Con la llegada de la postmodernidad, se ha producido un cambio de paradigma: la maruja por antonomasia es ahora el autodenominado “periodista de la prensa rosa”, al que nosotros hemos dado en llamar famosucho marrón, ignorando el eufemismo y haciendo uso de nuestro irrefutable derecho a llamar a las cosas por su nombre. Hemos pasado del nivel ‘pueblo’ al nivel ‘mundo’.
La maruja del pueblo, del trabajo, de clase, tiene, si no se excede, hasta cierto encanto, aunque en algunos casos da incluso un poco de pena. Sin embargo, la maruja postmoderna, la maruja que vive en el hábitat de los mass media en simbiosis-ósmosis-retroalimentación con los otros famosuchos, esa maruja carece de encanto y no da ni pena: da asco. Y decimos que da asco porque, a diferencia de la maruja primitiva, medieval, renacentista, barroca, neoclásica, contemporánea, moderna, que actuaba movida por una pura necesidad espiritual comprensible hasta cierto punto (la necesidad de llenar su vida vacía con información perteneciente a otras vidas), la maruja postmoderna actúa movida por motivos única y exclusivamente religiosos: idolatrar a su Gran Dios Parné, para llenar su vida vacía -utilizando información perteneciente a otras vidas- de verdes billetes que le permitan seguir ahondando y ahogándose en la vacuidad.

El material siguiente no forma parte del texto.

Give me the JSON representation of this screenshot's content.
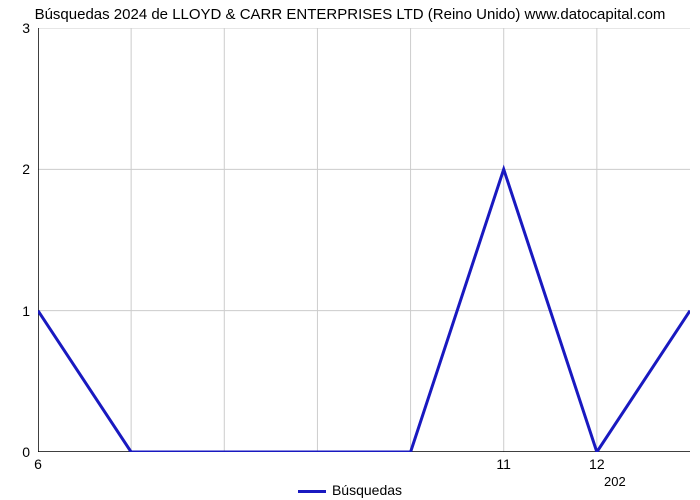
{
  "title": "Búsquedas 2024 de LLOYD & CARR ENTERPRISES LTD (Reino Unido) www.datocapital.com",
  "chart": {
    "type": "line",
    "background_color": "#ffffff",
    "grid_color": "#cccccc",
    "axis_color": "#000000",
    "line_color": "#1919c0",
    "line_width": 3,
    "title_fontsize": 15,
    "label_fontsize": 14,
    "x_domain": [
      6,
      13
    ],
    "y_domain": [
      0,
      3
    ],
    "y_ticks": [
      0,
      1,
      2,
      3
    ],
    "x_ticks": [
      6,
      7,
      8,
      9,
      10,
      11,
      12
    ],
    "x_tick_labels_show": [
      "6",
      "",
      "",
      "",
      "",
      "11",
      "12"
    ],
    "x_sub_label": "202",
    "data_points": [
      {
        "x": 6.0,
        "y": 1.0
      },
      {
        "x": 7.0,
        "y": 0.0
      },
      {
        "x": 10.0,
        "y": 0.0
      },
      {
        "x": 11.0,
        "y": 2.0
      },
      {
        "x": 12.0,
        "y": 0.0
      },
      {
        "x": 13.0,
        "y": 1.0
      }
    ]
  },
  "legend": {
    "label": "Búsquedas",
    "swatch_color": "#1919c0"
  }
}
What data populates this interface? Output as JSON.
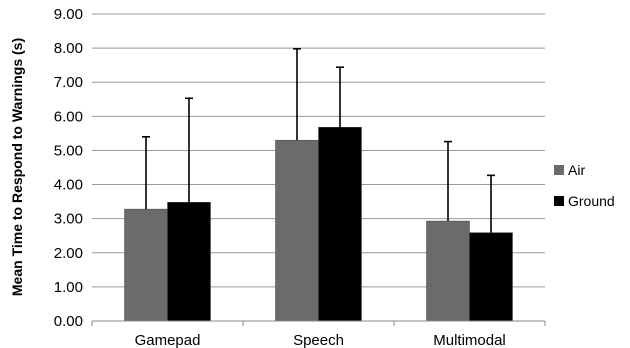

El cambio de paradigma se vincula, irresolublemente, con otro hito fundamental, definitorio y decisivo de la postmodernidad: la muerte de los Grandes Relatos, de la que ya hablara el filósofo Françoise Lyotard y que nosotros, obviamente, extrapolamos al tema que nos ocupa. Y es que la maruja primitiva, medieval..., esa maruja generaba Grandes Relatos, daba lugar a Mitos y Héroes: en todo pueblo son conocidas las hazañas, aventuras y desventuras legendarias de ciertos vecinos. Así, a voz de pronto, me viene a la memoria una leyenda de cierto pueblo según la cual un guardia forestal, queriendo dar un disparo de advertencia con su escopeta para obligar a detenerse a unos cazadores furtivos, disparó por la espalda a uno de ellos, por error, porque le tembló el dedo en el gatillo, pero lo mató, y con ese disparo firmó su sentencia de muerte y escribió las letras de su lápida, porque los compañeros del furtivo muerto, gitanos todos legítimos, rodearon al guardia forestal y derramaron sobre su cuerpo un rosario de cartuchos. Esos son Grandes Relatos.
Sin embargo, como decimos, con las marujas de la prensa marrón han muerto esos Grandes Relatos, o quizá sería más apropiado decir que estas marujas marrones ya no producen Grandes Relatos, y no los producen porque no tienen personajes ni mundos míticos a los que agarrarse para generarlos: sus personajes son fantoches; sus mundos, falsos constructos que se caen al suelo como castillos de naipes quebrados; ellas, narradores falaces y apócrifos de verborrea insustancial y diarréica.